The End for Abbey Road

17 February 2010 @ 10:31 pm

Abbey Road album art, EMI recordsAbbey Road is one of the most famous recording studios across the universe.

And according to the Financial Times yesterday, EMI Group Ltd. is giving the studio a ticket to ride, in order to reduce leftover debt from a 2007 buy-out. While EMI has made no reply to reports of the sale, the studio is expected to go for tens of millions of pounds.

The studio has been used to record Pink Floyd’s Dark Side of the Moon, various albums from The Rolling Stones, Radiohead, Coldplay, Wings, and The Lord of the Rings soundtrack—and, as should hopefully be obvious, The Beatles’ album by the same name.
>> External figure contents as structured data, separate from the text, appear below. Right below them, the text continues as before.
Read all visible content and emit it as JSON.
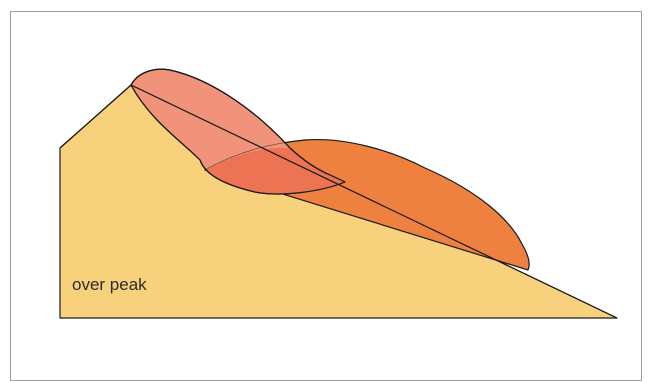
{
  "diagram": {
    "caption": "over peak",
    "colors": {
      "background": "#ffffff",
      "border": "#9e9e9e",
      "slope": "#f7d17c",
      "original_slide_mass": "#f0937a",
      "displaced_slide_mass": "#ee8040",
      "overlap": "#ec7452",
      "outline": "#1a1a1a"
    }
  }
}
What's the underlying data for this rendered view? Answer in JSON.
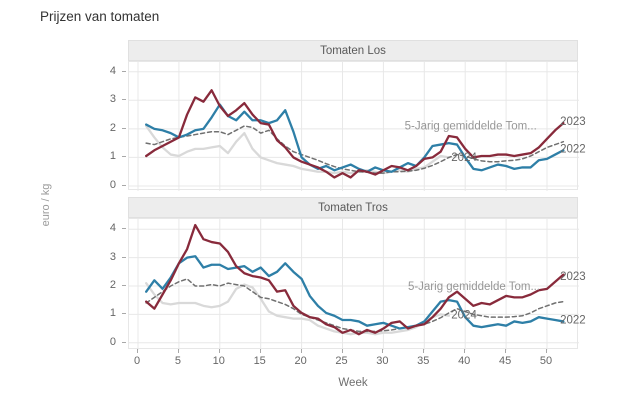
{
  "title": "Prijzen van tomaten",
  "axes": {
    "x_label": "Week",
    "y_label": "euro / kg",
    "x_ticks": [
      0,
      5,
      10,
      15,
      20,
      25,
      30,
      35,
      40,
      45,
      50
    ],
    "y_ticks": [
      0,
      1,
      2,
      3,
      4
    ],
    "xlim": [
      0,
      54
    ],
    "ylim": [
      0,
      4.3
    ],
    "grid": "major-only"
  },
  "colors": {
    "y2023": "#882A3B",
    "y2022": "#2E7FA7",
    "y2024": "#D9D9D9",
    "avg5": "#707070",
    "grid": "#E8E8E8",
    "annotation": "#666666",
    "annotation_muted": "#979797"
  },
  "chart_data": [
    {
      "type": "line",
      "facet": "Tomaten Los",
      "x_unit": "week",
      "weeks_start": 1,
      "series": [
        {
          "name": "2024",
          "color_key": "y2024",
          "style": "solid",
          "values": [
            2.1,
            1.7,
            1.35,
            1.1,
            1.05,
            1.2,
            1.3,
            1.3,
            1.35,
            1.4,
            1.15,
            1.55,
            1.85,
            1.3,
            1.0,
            0.9,
            0.8,
            0.75,
            0.7,
            0.6,
            0.55,
            0.5,
            0.5,
            0.45,
            0.5,
            0.45,
            0.5,
            0.55,
            0.5,
            0.45,
            0.5,
            0.55,
            0.5,
            0.6,
            0.65,
            0.85,
            1.05,
            1.0
          ]
        },
        {
          "name": "5-Jarig gemiddelde Tomaten Los",
          "color_key": "avg5",
          "style": "dashed",
          "values": [
            1.5,
            1.45,
            1.55,
            1.65,
            1.7,
            1.75,
            1.8,
            1.85,
            1.9,
            1.9,
            1.8,
            1.95,
            2.1,
            2.05,
            1.85,
            1.95,
            1.65,
            1.4,
            1.2,
            1.1,
            1.0,
            0.9,
            0.78,
            0.68,
            0.6,
            0.55,
            0.5,
            0.48,
            0.45,
            0.45,
            0.5,
            0.5,
            0.52,
            0.55,
            0.62,
            0.72,
            0.85,
            1.0,
            1.1,
            1.05,
            0.95,
            0.88,
            0.85,
            0.85,
            0.88,
            0.9,
            0.95,
            1.05,
            1.2,
            1.35,
            1.45,
            1.55
          ]
        },
        {
          "name": "2022",
          "color_key": "y2022",
          "style": "solid",
          "values": [
            2.15,
            2.0,
            1.95,
            1.85,
            1.7,
            1.8,
            1.95,
            2.0,
            2.4,
            2.85,
            2.45,
            2.3,
            2.6,
            2.3,
            2.3,
            2.2,
            2.3,
            2.65,
            1.9,
            1.0,
            0.75,
            0.6,
            0.7,
            0.55,
            0.65,
            0.75,
            0.6,
            0.5,
            0.65,
            0.55,
            0.5,
            0.65,
            0.8,
            0.7,
            1.0,
            1.4,
            1.45,
            1.5,
            1.45,
            1.0,
            0.6,
            0.55,
            0.65,
            0.75,
            0.7,
            0.6,
            0.65,
            0.65,
            0.9,
            0.95,
            1.1,
            1.25
          ]
        },
        {
          "name": "2023",
          "color_key": "y2023",
          "style": "solid",
          "values": [
            1.05,
            1.25,
            1.4,
            1.55,
            1.7,
            2.5,
            3.1,
            2.95,
            3.35,
            2.8,
            2.45,
            2.65,
            2.9,
            2.5,
            2.2,
            2.15,
            1.6,
            1.35,
            1.0,
            0.85,
            0.75,
            0.65,
            0.5,
            0.3,
            0.45,
            0.3,
            0.55,
            0.5,
            0.4,
            0.55,
            0.7,
            0.65,
            0.55,
            0.7,
            0.95,
            1.0,
            1.2,
            1.75,
            1.7,
            1.3,
            1.0,
            1.05,
            1.05,
            1.1,
            1.1,
            1.05,
            1.1,
            1.15,
            1.35,
            1.65,
            1.95,
            2.2
          ]
        }
      ],
      "annotations": [
        {
          "text": "5-Jarig gemiddelde Tom...",
          "week": 32.6,
          "value": 2.12,
          "muted": true
        },
        {
          "text": "2023",
          "week": 51.6,
          "value": 2.28,
          "muted": false
        },
        {
          "text": "2022",
          "week": 51.6,
          "value": 1.32,
          "muted": false
        },
        {
          "text": "2024",
          "week": 38.3,
          "value": 1.02,
          "muted": false
        }
      ]
    },
    {
      "type": "line",
      "facet": "Tomaten Tros",
      "x_unit": "week",
      "weeks_start": 1,
      "series": [
        {
          "name": "2024",
          "color_key": "y2024",
          "style": "solid",
          "values": [
            2.1,
            1.7,
            1.4,
            1.35,
            1.4,
            1.4,
            1.4,
            1.3,
            1.25,
            1.3,
            1.45,
            1.9,
            2.05,
            1.95,
            1.55,
            1.1,
            0.95,
            0.9,
            0.85,
            0.85,
            0.8,
            0.6,
            0.5,
            0.4,
            0.35,
            0.3,
            0.35,
            0.35,
            0.3,
            0.35,
            0.35,
            0.4,
            0.45,
            0.55,
            0.75,
            0.9,
            1.0,
            0.95
          ]
        },
        {
          "name": "5-Jarig gemiddelde Tomaten Tros",
          "color_key": "avg5",
          "style": "dashed",
          "values": [
            1.4,
            1.6,
            1.8,
            2.0,
            2.15,
            2.25,
            2.0,
            2.0,
            2.05,
            2.0,
            2.1,
            2.05,
            2.0,
            1.8,
            1.6,
            1.55,
            1.45,
            1.35,
            1.2,
            1.0,
            0.9,
            0.8,
            0.7,
            0.6,
            0.5,
            0.45,
            0.4,
            0.4,
            0.4,
            0.42,
            0.45,
            0.5,
            0.55,
            0.6,
            0.65,
            0.75,
            0.88,
            1.05,
            1.2,
            1.1,
            1.0,
            0.95,
            0.9,
            0.9,
            0.9,
            0.92,
            0.95,
            1.05,
            1.2,
            1.3,
            1.4,
            1.45
          ]
        },
        {
          "name": "2022",
          "color_key": "y2022",
          "style": "solid",
          "values": [
            1.8,
            2.2,
            1.9,
            2.3,
            2.8,
            3.0,
            3.05,
            2.65,
            2.75,
            2.75,
            2.6,
            2.65,
            2.7,
            2.5,
            2.65,
            2.35,
            2.5,
            2.8,
            2.5,
            2.25,
            1.65,
            1.3,
            1.05,
            0.95,
            0.8,
            0.8,
            0.75,
            0.6,
            0.65,
            0.7,
            0.6,
            0.5,
            0.55,
            0.6,
            0.75,
            1.1,
            1.45,
            1.5,
            1.45,
            0.9,
            0.6,
            0.55,
            0.6,
            0.65,
            0.6,
            0.75,
            0.7,
            0.75,
            0.9,
            0.85,
            0.8,
            0.75
          ]
        },
        {
          "name": "2023",
          "color_key": "y2023",
          "style": "solid",
          "values": [
            1.45,
            1.2,
            1.7,
            2.2,
            2.8,
            3.3,
            4.15,
            3.65,
            3.55,
            3.5,
            3.2,
            2.7,
            2.45,
            2.35,
            2.3,
            2.2,
            1.8,
            1.85,
            1.3,
            1.05,
            0.9,
            0.85,
            0.65,
            0.55,
            0.35,
            0.45,
            0.3,
            0.45,
            0.35,
            0.5,
            0.7,
            0.75,
            0.5,
            0.6,
            0.65,
            0.9,
            1.2,
            1.6,
            1.8,
            1.55,
            1.3,
            1.4,
            1.35,
            1.5,
            1.65,
            1.6,
            1.6,
            1.7,
            1.85,
            1.9,
            2.15,
            2.4
          ]
        }
      ],
      "annotations": [
        {
          "text": "5-Jarig gemiddelde Tom...",
          "week": 33.0,
          "value": 2.0,
          "muted": true
        },
        {
          "text": "2023",
          "week": 51.6,
          "value": 2.35,
          "muted": false
        },
        {
          "text": "2022",
          "week": 51.6,
          "value": 0.82,
          "muted": false
        },
        {
          "text": "2024",
          "week": 38.3,
          "value": 1.0,
          "muted": false
        }
      ]
    }
  ]
}
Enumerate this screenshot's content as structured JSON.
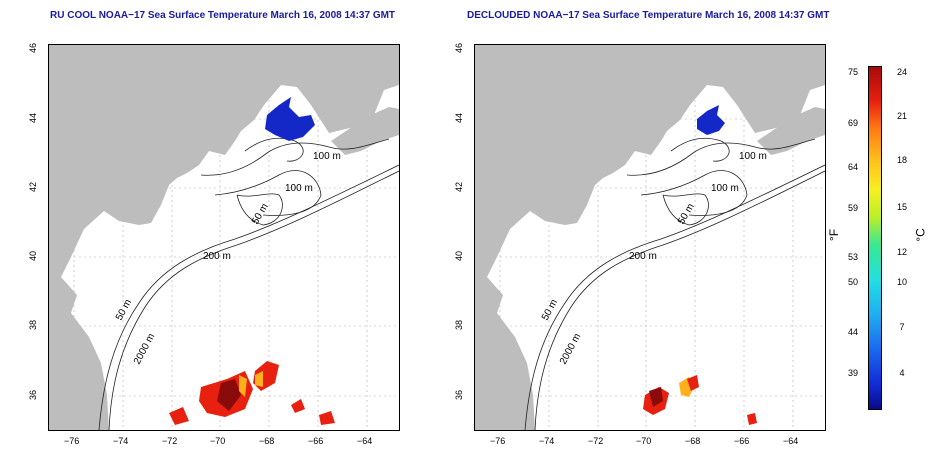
{
  "titles": {
    "left": "RU COOL NOAA−17 Sea Surface Temperature March 16, 2008 14:37 GMT",
    "right": "DECLOUDED NOAA−17 Sea Surface Temperature March 16, 2008 14:37 GMT"
  },
  "axes": {
    "lon_ticks": [
      "−76",
      "−74",
      "−72",
      "−70",
      "−68",
      "−66",
      "−64"
    ],
    "lat_ticks": [
      "46",
      "44",
      "42",
      "40",
      "38",
      "36"
    ]
  },
  "contour_labels": [
    "100 m",
    "100 m",
    "50 m",
    "200 m",
    "50 m",
    "2000 m"
  ],
  "colorbar": {
    "fahrenheit_ticks": [
      "75",
      "69",
      "64",
      "59",
      "53",
      "50",
      "44",
      "39"
    ],
    "celsius_ticks": [
      "24",
      "21",
      "18",
      "15",
      "12",
      "10",
      "7",
      "4"
    ],
    "unit_f": "°F",
    "unit_c": "°C"
  },
  "colors": {
    "land": "#bdbdbd",
    "cold": "#1428c8",
    "warm_dark": "#8b0a0a",
    "warm": "#e8200f",
    "warm_light": "#ffb01a",
    "title": "#1a1aa0"
  }
}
But what goes on it the studio is not enough to save it. According to Pete Nash, chairman of the British Beatles Fan Club,

“Modern recordings can be done these days in somebody’s bedroom. I think the glory days of Abbey Road are long gone. It might be more valuable as a museum.”

Still, it’s possible people might come together to save the studio. On BBC Newsnight, Paul McCartney said,

“There are a few people who have been associated with the studio for a long time who were talking about mounting some bid to save it. I sympathise with them. I hope they can do something, it’d be great. I have got so many memories there with The Beatles. It still is a great studio. So it would be lovely if somebody could get a thing together to save it.”